I am trying to prove that $$\frac{S_n=\sum_{k=1}^n X_k^2-n}{\sqrt{n}}$$ converges in distribution, where $X_i$ are iid. and are normally distributed with mean 0 and variance 1.
I defined $X_{n,k}=\frac{X_k^2-1}{\sqrt{n}}$ its expected value is zero, the sum of variances of $X_{n,k}$ converges to 3, so the only thing left is to check Linderberg condition.
$$ \forall\epsilon_{>0}\space lim_{n\to\infty}\sum_{k=1}^{n}|\frac{X_k^2-1}{\sqrt{n}}|1_{|\frac{X_k^2-1}{\sqrt{n}}|>\epsilon}=0$$, but I am not sure on how to do that, the expected value of $X_k^2$ is 1 , so it might be true, but I am not sure how to argument it, as $X_k^2$ is surely not bounded.
The result that you desire is actually true in slightly more generality.
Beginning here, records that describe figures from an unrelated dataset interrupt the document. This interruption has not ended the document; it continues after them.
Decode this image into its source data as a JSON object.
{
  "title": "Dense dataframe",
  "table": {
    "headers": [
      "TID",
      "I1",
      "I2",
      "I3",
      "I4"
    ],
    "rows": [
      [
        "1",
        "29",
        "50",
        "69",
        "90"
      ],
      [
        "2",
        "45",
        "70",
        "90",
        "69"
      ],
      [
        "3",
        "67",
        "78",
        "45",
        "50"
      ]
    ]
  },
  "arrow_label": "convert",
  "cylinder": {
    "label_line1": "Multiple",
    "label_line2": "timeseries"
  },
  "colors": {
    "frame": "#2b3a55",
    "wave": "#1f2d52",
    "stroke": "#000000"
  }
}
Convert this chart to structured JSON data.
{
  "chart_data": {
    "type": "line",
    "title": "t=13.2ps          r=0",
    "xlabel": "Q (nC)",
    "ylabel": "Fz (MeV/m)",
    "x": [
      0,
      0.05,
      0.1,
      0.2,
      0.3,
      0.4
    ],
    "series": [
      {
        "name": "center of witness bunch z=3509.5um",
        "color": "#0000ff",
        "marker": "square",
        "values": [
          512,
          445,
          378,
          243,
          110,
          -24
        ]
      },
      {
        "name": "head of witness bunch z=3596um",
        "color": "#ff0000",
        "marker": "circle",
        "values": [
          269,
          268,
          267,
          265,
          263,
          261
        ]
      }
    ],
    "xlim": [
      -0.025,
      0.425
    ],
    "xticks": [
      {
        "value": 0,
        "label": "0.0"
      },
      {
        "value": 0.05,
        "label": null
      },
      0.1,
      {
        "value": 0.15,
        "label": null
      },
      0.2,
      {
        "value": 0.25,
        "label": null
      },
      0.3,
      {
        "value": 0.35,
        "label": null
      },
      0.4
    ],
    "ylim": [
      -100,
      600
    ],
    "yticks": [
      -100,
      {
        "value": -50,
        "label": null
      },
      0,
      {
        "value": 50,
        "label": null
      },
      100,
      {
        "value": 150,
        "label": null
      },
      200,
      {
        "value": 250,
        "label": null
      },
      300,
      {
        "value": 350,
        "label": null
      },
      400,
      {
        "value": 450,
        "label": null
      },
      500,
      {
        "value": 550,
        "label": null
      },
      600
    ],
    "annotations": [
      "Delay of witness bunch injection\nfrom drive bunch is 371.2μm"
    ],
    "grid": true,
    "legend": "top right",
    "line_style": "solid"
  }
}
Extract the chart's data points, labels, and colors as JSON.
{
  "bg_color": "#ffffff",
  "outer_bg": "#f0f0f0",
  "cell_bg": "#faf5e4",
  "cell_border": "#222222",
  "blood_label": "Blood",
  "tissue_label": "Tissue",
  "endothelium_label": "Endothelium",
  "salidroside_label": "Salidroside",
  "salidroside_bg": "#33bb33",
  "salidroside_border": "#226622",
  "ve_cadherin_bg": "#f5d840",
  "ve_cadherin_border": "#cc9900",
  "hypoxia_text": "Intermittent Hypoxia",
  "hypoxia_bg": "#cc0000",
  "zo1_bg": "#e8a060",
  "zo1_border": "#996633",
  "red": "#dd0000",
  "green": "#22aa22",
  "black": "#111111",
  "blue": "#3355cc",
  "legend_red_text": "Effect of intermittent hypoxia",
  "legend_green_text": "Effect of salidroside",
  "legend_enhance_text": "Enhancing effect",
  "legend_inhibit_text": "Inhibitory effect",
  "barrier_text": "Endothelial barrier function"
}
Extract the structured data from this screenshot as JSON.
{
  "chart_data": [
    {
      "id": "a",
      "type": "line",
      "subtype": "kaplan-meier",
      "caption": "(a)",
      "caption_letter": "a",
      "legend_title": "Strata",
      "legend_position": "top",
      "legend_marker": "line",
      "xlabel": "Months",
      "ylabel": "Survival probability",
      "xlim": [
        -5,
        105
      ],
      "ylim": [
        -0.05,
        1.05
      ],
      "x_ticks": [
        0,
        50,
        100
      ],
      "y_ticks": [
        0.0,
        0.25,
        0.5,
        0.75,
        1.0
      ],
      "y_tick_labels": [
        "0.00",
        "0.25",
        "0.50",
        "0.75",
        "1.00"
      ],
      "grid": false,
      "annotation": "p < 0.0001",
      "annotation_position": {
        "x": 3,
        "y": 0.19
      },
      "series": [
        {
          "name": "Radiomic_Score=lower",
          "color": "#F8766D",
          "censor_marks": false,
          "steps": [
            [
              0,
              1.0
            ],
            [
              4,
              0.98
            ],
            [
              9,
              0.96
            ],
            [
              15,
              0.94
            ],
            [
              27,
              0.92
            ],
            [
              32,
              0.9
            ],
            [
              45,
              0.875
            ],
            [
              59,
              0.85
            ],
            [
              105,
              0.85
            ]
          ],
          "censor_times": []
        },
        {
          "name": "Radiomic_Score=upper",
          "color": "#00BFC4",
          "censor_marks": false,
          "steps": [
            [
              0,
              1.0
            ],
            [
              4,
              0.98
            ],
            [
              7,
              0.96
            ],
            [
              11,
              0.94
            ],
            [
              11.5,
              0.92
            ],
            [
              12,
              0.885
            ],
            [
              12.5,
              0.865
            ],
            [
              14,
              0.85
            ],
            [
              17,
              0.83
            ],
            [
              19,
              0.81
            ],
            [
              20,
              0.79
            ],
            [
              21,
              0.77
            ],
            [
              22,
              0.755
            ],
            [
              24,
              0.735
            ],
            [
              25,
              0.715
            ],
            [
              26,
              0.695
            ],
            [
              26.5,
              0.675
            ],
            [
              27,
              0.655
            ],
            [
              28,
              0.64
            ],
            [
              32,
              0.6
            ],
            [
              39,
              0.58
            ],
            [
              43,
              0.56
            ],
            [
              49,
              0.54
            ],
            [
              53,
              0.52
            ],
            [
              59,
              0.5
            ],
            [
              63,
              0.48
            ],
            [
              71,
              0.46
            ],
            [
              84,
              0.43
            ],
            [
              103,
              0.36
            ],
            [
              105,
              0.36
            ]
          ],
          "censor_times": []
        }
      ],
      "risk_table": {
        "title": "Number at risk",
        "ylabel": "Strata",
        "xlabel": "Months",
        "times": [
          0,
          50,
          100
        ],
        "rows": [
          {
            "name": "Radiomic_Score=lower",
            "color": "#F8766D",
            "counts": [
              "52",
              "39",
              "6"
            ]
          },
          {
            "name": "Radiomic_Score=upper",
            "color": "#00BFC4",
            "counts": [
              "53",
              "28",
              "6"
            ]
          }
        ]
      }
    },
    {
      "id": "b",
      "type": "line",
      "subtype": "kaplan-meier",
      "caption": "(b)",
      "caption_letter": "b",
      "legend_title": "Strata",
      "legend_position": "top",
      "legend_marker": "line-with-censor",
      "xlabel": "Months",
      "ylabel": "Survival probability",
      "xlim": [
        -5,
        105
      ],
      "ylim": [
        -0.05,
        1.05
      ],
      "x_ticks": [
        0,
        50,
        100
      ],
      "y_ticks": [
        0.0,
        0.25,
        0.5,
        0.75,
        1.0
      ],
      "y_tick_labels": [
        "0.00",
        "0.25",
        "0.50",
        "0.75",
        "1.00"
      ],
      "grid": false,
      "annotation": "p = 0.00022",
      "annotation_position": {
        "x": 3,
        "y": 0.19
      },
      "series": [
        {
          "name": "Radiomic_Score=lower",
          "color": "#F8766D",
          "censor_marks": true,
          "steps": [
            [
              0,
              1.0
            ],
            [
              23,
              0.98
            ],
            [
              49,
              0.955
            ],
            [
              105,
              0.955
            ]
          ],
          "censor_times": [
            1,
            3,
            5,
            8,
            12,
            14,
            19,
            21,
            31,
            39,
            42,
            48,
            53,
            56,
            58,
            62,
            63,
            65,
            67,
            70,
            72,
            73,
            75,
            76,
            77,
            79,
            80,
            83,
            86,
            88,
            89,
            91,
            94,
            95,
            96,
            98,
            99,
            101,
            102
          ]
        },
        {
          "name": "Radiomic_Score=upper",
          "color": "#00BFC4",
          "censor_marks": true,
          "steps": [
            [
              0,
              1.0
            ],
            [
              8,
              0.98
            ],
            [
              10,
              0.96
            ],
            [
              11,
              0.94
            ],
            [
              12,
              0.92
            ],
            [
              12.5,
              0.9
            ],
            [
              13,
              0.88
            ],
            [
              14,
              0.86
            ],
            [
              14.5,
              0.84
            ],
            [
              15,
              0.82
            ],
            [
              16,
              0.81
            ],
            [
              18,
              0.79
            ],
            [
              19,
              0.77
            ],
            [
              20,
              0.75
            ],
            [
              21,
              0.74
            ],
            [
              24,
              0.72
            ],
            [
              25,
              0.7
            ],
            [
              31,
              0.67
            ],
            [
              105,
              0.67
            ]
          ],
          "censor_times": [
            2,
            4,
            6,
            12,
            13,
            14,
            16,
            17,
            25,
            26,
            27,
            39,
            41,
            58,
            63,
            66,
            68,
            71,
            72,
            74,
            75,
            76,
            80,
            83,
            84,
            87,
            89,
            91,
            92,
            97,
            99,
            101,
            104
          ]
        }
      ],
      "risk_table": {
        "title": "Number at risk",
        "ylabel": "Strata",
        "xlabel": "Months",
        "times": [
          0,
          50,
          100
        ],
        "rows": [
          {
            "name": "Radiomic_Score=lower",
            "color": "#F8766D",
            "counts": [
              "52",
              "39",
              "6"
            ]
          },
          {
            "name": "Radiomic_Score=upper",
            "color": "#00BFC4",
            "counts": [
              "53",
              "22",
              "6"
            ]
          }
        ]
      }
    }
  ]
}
Instead of having $X_i \sim^\text{iid} N(0,1)$ -- which we note has fourth moment $E(X^4) = 3$ (see this Wiki page) -- let them be general iid random variables with second moment $E(X^2) = \mu$ and fourth moment $E(X^4) = \sigma^2$.
Now define $Y_i = X_i^2$; note that $E(Y_i) = E(X_i^2) = \mu$ and $E(Y_i^2) = E(X_i^4) = \sigma^2$, and that the $Y_i$ are iid. We may then apply the CLT (see Section 21 of these lecture notes by James Norris for a rigorous, readable treatment of the CLT). Doing this, we deduce that $$S_n = \frac{\sum_{i=1}^n Y_i - n \mu}{\sigma \sqrt n} = \frac{\sum_{i=1}^n X_i^2 - n \mu}{\sigma \sqrt n} \to^d N(0,1).$$
In your specific case, we have $\mu = E(Y_i) = E(X_i^2) = 1$ and $\sigma^2 = E(Y_i^2) = E(X_i^4) = 3$. Hence we deduce that $$ \frac{\sum_{i=1}^n X_i^2 - n}{\sqrt{3n}}.$$ (Note that this is not quite what you thought: you just missed a factor $1/\sqrt3$, due to the fact that $E(X_i^4) = 3$, not $1$.)
I don't know what the Lindenberg condition is (although I recognise the form---I think it's to do with proving Berry-Esséen estimates, which control the error in the approximation); but it is unnecessary for the standard CLT.